Reducing the size of the memory film portion in order to construct memories having larger numbers of memory cells therein by increasing the surface density of such cells will further reduce the output signal from individual memory cells on the surface using the sensing methods of U.S. Pat. Nos. 4,829,476 and 5,012,444. This follows because any closer approach of the upper and lower edges tends to strengthen the magnetizing field due to the free poles therealong so that the "curled portions" near the edges remain with the magnetization thereof being urged toward being parallel to those edges over more or less the same "curling distances" in the film of smaller cells as it is in larger cells. Thus, the memory cell bit structure output signal generating portions, the film interior portions, effectively suffer the primary size reduction as the overall film surface dimensions are reduced in a memory call.
Clearly, this output signal loss cannot be taken too far if an output signal is to be obtained from the memory cell portion that is sufficient to indicate the magnetization state therein with respect to the easy axis, and so minimum memory cell dimensions must be observed in these circumstances if an output signal of sufficient magnitude is to be obtained.
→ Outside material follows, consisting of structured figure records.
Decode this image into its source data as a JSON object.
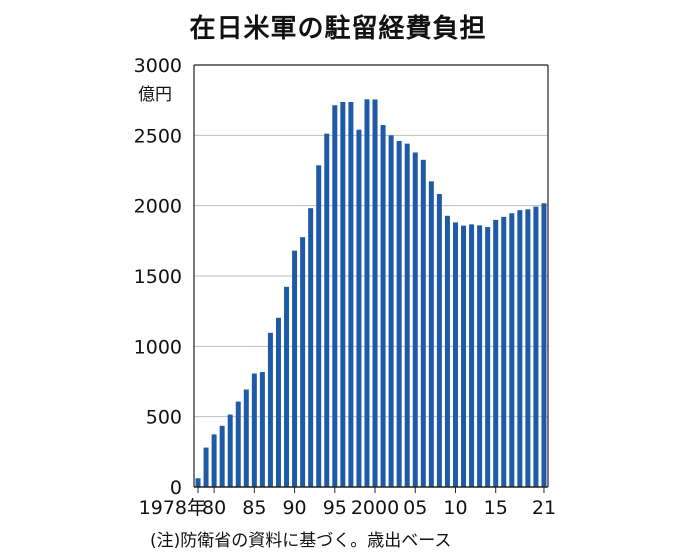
{
  "title": "在日米軍の駐留経費負担",
  "note": "(注)防衛省の資料に基づく。歳出ベース",
  "colors": {
    "bar": "#1f5aa6",
    "grid": "#bfbfbf",
    "axis": "#222222"
  },
  "chart_data": {
    "type": "bar",
    "title": "在日米軍の駐留経費負担",
    "unit": "億円",
    "ylim": [
      0,
      3000
    ],
    "yticks": [
      0,
      500,
      1000,
      1500,
      2000,
      2500,
      3000
    ],
    "xtick_labels": [
      "1978年",
      "80",
      "85",
      "90",
      "95",
      "2000",
      "05",
      "10",
      "15",
      "21"
    ],
    "grid": true,
    "categories": [
      1978,
      1979,
      1980,
      1981,
      1982,
      1983,
      1984,
      1985,
      1986,
      1987,
      1988,
      1989,
      1990,
      1991,
      1992,
      1993,
      1994,
      1995,
      1996,
      1997,
      1998,
      1999,
      2000,
      2001,
      2002,
      2003,
      2004,
      2005,
      2006,
      2007,
      2008,
      2009,
      2010,
      2011,
      2012,
      2013,
      2014,
      2015,
      2016,
      2017,
      2018,
      2019,
      2020,
      2021
    ],
    "values": [
      62,
      280,
      374,
      435,
      515,
      607,
      693,
      807,
      817,
      1096,
      1203,
      1423,
      1680,
      1776,
      1982,
      2287,
      2512,
      2714,
      2737,
      2737,
      2540,
      2756,
      2755,
      2573,
      2500,
      2460,
      2441,
      2378,
      2326,
      2173,
      2083,
      1928,
      1881,
      1858,
      1867,
      1860,
      1848,
      1899,
      1920,
      1946,
      1968,
      1974,
      1993,
      2017
    ]
  }
}
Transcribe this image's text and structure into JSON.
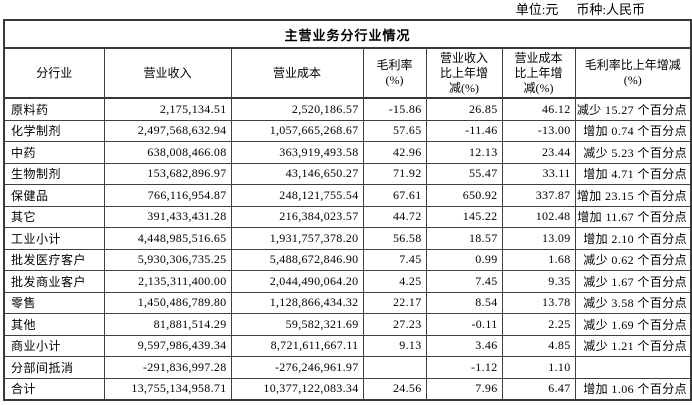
{
  "meta": {
    "unit_label": "单位:元",
    "currency_label": "币种:人民币"
  },
  "table": {
    "title": "主营业务分行业情况",
    "columns": [
      {
        "key": "industry",
        "label": "分行业",
        "label_lines": [
          "分行业"
        ]
      },
      {
        "key": "revenue",
        "label": "营业收入",
        "label_lines": [
          "营业收入"
        ]
      },
      {
        "key": "cost",
        "label": "营业成本",
        "label_lines": [
          "营业成本"
        ]
      },
      {
        "key": "gross_margin",
        "label": "毛利率(%)",
        "label_lines": [
          "毛利率",
          "(%)"
        ]
      },
      {
        "key": "revenue_yoy",
        "label": "营业收入比上年增减(%)",
        "label_lines": [
          "营业收入",
          "比上年增",
          "减(%)"
        ]
      },
      {
        "key": "cost_yoy",
        "label": "营业成本比上年增减(%)",
        "label_lines": [
          "营业成本",
          "比上年增",
          "减(%)"
        ]
      },
      {
        "key": "margin_yoy",
        "label": "毛利率比上年增减(%)",
        "label_lines": [
          "毛利率比上年增减",
          "(%)"
        ]
      }
    ],
    "rows": [
      {
        "cells": [
          "原料药",
          "2,175,134.51",
          "2,520,186.57",
          "-15.86",
          "26.85",
          "46.12",
          "减少 15.27 个百分点"
        ]
      },
      {
        "cells": [
          "化学制剂",
          "2,497,568,632.94",
          "1,057,665,268.67",
          "57.65",
          "-11.46",
          "-13.00",
          "增加 0.74 个百分点"
        ]
      },
      {
        "cells": [
          "中药",
          "638,008,466.08",
          "363,919,493.58",
          "42.96",
          "12.13",
          "23.44",
          "减少 5.23 个百分点"
        ]
      },
      {
        "cells": [
          "生物制剂",
          "153,682,896.97",
          "43,146,650.27",
          "71.92",
          "55.47",
          "33.11",
          "增加 4.71 个百分点"
        ]
      },
      {
        "cells": [
          "保健品",
          "766,116,954.87",
          "248,121,755.54",
          "67.61",
          "650.92",
          "337.87",
          "增加 23.15 个百分点"
        ]
      },
      {
        "cells": [
          "其它",
          "391,433,431.28",
          "216,384,023.57",
          "44.72",
          "145.22",
          "102.48",
          "增加 11.67 个百分点"
        ]
      },
      {
        "cells": [
          "工业小计",
          "4,448,985,516.65",
          "1,931,757,378.20",
          "56.58",
          "18.57",
          "13.09",
          "增加 2.10 个百分点"
        ]
      },
      {
        "cells": [
          "批发医疗客户",
          "5,930,306,735.25",
          "5,488,672,846.90",
          "7.45",
          "0.99",
          "1.68",
          "减少 0.62 个百分点"
        ]
      },
      {
        "cells": [
          "批发商业客户",
          "2,135,311,400.00",
          "2,044,490,064.20",
          "4.25",
          "7.45",
          "9.35",
          "减少 1.67 个百分点"
        ]
      },
      {
        "cells": [
          "零售",
          "1,450,486,789.80",
          "1,128,866,434.32",
          "22.17",
          "8.54",
          "13.78",
          "减少 3.58 个百分点"
        ]
      },
      {
        "cells": [
          "其他",
          "81,881,514.29",
          "59,582,321.69",
          "27.23",
          "-0.11",
          "2.25",
          "减少 1.69 个百分点"
        ]
      },
      {
        "cells": [
          "商业小计",
          "9,597,986,439.34",
          "8,721,611,667.11",
          "9.13",
          "3.46",
          "4.85",
          "减少 1.21 个百分点"
        ]
      },
      {
        "cells": [
          "分部间抵消",
          "-291,836,997.28",
          "-276,246,961.97",
          "",
          "-1.12",
          "1.10",
          ""
        ]
      },
      {
        "cells": [
          "合计",
          "13,755,134,958.71",
          "10,377,122,083.34",
          "24.56",
          "7.96",
          "6.47",
          "增加 1.06 个百分点"
        ]
      }
    ]
  }
}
Otherwise, if the cell size reduction is taken too far, there will be no portions of the film magnetization which would parallel the easy axis thereof, and so there will not be a pair of stable states along the easy axis for the magnetization to be switched between by external magnetic fields. Such result is shown in FIG. 2 where any vertical, or easy axis, magnetization component anywhere in the film portion is relatively quite small. Hence, a magnetization state switching and sensing arrangement is desired which will provide sufficiently greater memory cell output signals to indicate magnetization states occurring therein to permit use of a memory cell structure having reduced dimensions to increase the memory system digital bit, or stored information, density.